Proponents in support of AB 2053 argued that abusive work environments are a “growing epidemic throughout the nation.” They believe such circumstances lead to low morale, reduced productivity, absenteeism, turnover, and an increase in medical and workers’ compensation claims. By implementing training and education on abusive conduct, legislators hope to prevent workplace bullying before it starts. Further, because harassment and abusive conduct frequently occur “hand in hand,” the bill, according to its proponents, simply incorporates abusive conduct prevention into the already mandated sexual harassment training.

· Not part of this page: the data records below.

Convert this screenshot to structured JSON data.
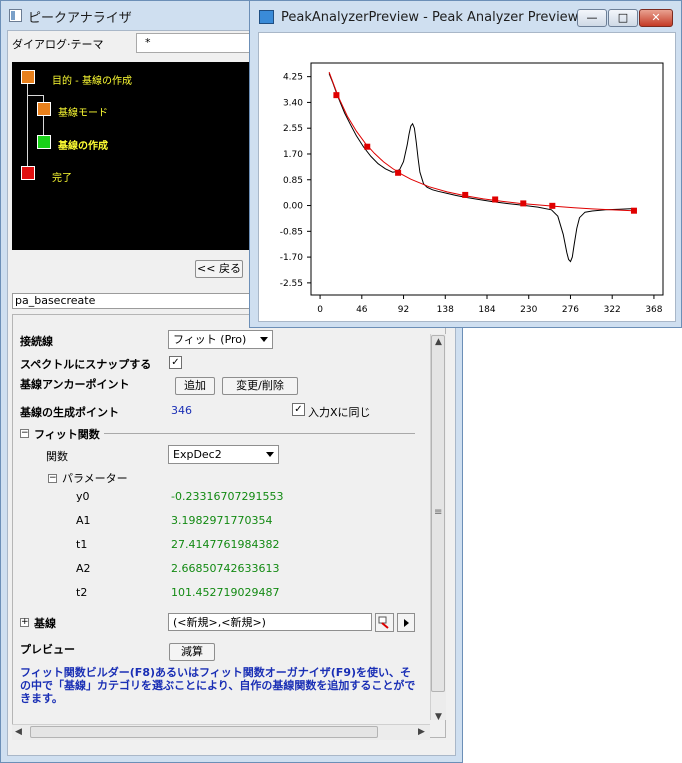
{
  "main_window": {
    "title": "ピークアナライザ",
    "theme_label": "ダイアログ·テーマ",
    "theme_value": "*",
    "flow": [
      {
        "label": "目的 - 基線の作成",
        "color": "#e8801c"
      },
      {
        "label": "基線モード",
        "color": "#e8801c"
      },
      {
        "label": "基線の作成",
        "color": "#19d219"
      },
      {
        "label": "完了",
        "color": "#e01010"
      }
    ],
    "back_button": "<< 戻る",
    "section_name": "pa_basecreate",
    "settings": {
      "connect_label": "接続線",
      "connect_value": "フィット (Pro)",
      "snap_label": "スペクトルにスナップする",
      "snap_checked": "✓",
      "anchor_label": "基線アンカーポイント",
      "add_button": "追加",
      "modify_button": "変更/削除",
      "points_label": "基線の生成ポイント",
      "points_value": "346",
      "same_as_input_label": "入力Xに同じ",
      "same_as_input_checked": "✓",
      "fit_func_section": "フィット関数",
      "func_label": "関数",
      "func_value": "ExpDec2",
      "params_section": "パラメーター",
      "params": [
        {
          "name": "y0",
          "value": "-0.23316707291553"
        },
        {
          "name": "A1",
          "value": "3.1982971770354"
        },
        {
          "name": "t1",
          "value": "27.4147761984382"
        },
        {
          "name": "A2",
          "value": "2.66850742633613"
        },
        {
          "name": "t2",
          "value": "101.452719029487"
        }
      ],
      "baseline_label": "基線",
      "baseline_value": "(<新規>,<新規>)",
      "preview_label": "プレビュー",
      "subtract_button": "減算",
      "help_text": "フィット関数ビルダー(F8)あるいはフィット関数オーガナイザ(F9)を使い、その中で「基線」カテゴリを選ぶことにより、自作の基線関数を追加することができます。"
    }
  },
  "preview_window": {
    "title": "PeakAnalyzerPreview - Peak Analyzer Preview *",
    "buttons": {
      "minimize": "—",
      "maximize": "□",
      "close": "✕"
    }
  },
  "chart_data": {
    "type": "line",
    "x_ticks": [
      "0",
      "46",
      "92",
      "138",
      "184",
      "230",
      "276",
      "322",
      "368"
    ],
    "y_ticks": [
      "4.25",
      "3.40",
      "2.55",
      "1.70",
      "0.85",
      "0.00",
      "-0.85",
      "-1.70",
      "-2.55"
    ],
    "xlim": [
      -10,
      378
    ],
    "ylim": [
      -2.95,
      4.7
    ],
    "series": [
      {
        "role": "signal",
        "color": "#000000",
        "x": [
          10,
          14,
          18,
          22,
          27,
          33,
          40,
          48,
          56,
          64,
          72,
          80,
          84,
          88,
          92,
          96,
          98,
          100,
          102,
          104,
          106,
          108,
          110,
          114,
          118,
          124,
          130,
          140,
          150,
          160,
          175,
          190,
          205,
          220,
          240,
          255,
          262,
          268,
          272,
          274,
          276,
          278,
          280,
          283,
          286,
          292,
          300,
          315,
          330,
          345
        ],
        "y": [
          4.35,
          4.05,
          3.72,
          3.42,
          3.05,
          2.7,
          2.3,
          1.93,
          1.62,
          1.38,
          1.21,
          1.1,
          1.12,
          1.2,
          1.45,
          2.0,
          2.35,
          2.62,
          2.7,
          2.55,
          2.1,
          1.55,
          1.1,
          0.72,
          0.6,
          0.52,
          0.47,
          0.4,
          0.33,
          0.27,
          0.2,
          0.13,
          0.07,
          0.02,
          -0.05,
          -0.14,
          -0.35,
          -0.95,
          -1.55,
          -1.78,
          -1.85,
          -1.7,
          -1.3,
          -0.75,
          -0.4,
          -0.22,
          -0.18,
          -0.14,
          -0.12,
          -0.1
        ]
      },
      {
        "role": "baseline-fit",
        "color": "#e00000",
        "x": [
          10,
          20,
          30,
          40,
          50,
          60,
          70,
          80,
          90,
          100,
          120,
          140,
          160,
          180,
          200,
          220,
          240,
          260,
          280,
          300,
          320,
          345
        ],
        "y": [
          4.4,
          3.6,
          2.95,
          2.45,
          2.05,
          1.72,
          1.44,
          1.22,
          1.03,
          0.87,
          0.62,
          0.45,
          0.32,
          0.22,
          0.14,
          0.07,
          0.02,
          -0.03,
          -0.07,
          -0.11,
          -0.14,
          -0.17
        ]
      }
    ],
    "anchors": {
      "color": "#e00000",
      "x": [
        18,
        52,
        86,
        160,
        193,
        224,
        256,
        346
      ],
      "y": [
        3.64,
        1.94,
        1.08,
        0.35,
        0.2,
        0.07,
        -0.01,
        -0.17
      ]
    }
  }
}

At present, there are no requirements setting forth what portion of the sexual harassment training must be dedicated to abusive conduct. Moreover, the law currently does not create a private right of action for abusive conduct unless such behavior is based on a protected category. Nevertheless, employers are legally mandated to provide anti-bullying training and should carefully review and revise their sexual harassment curriculum to include materials on the prevention of abusive conduct.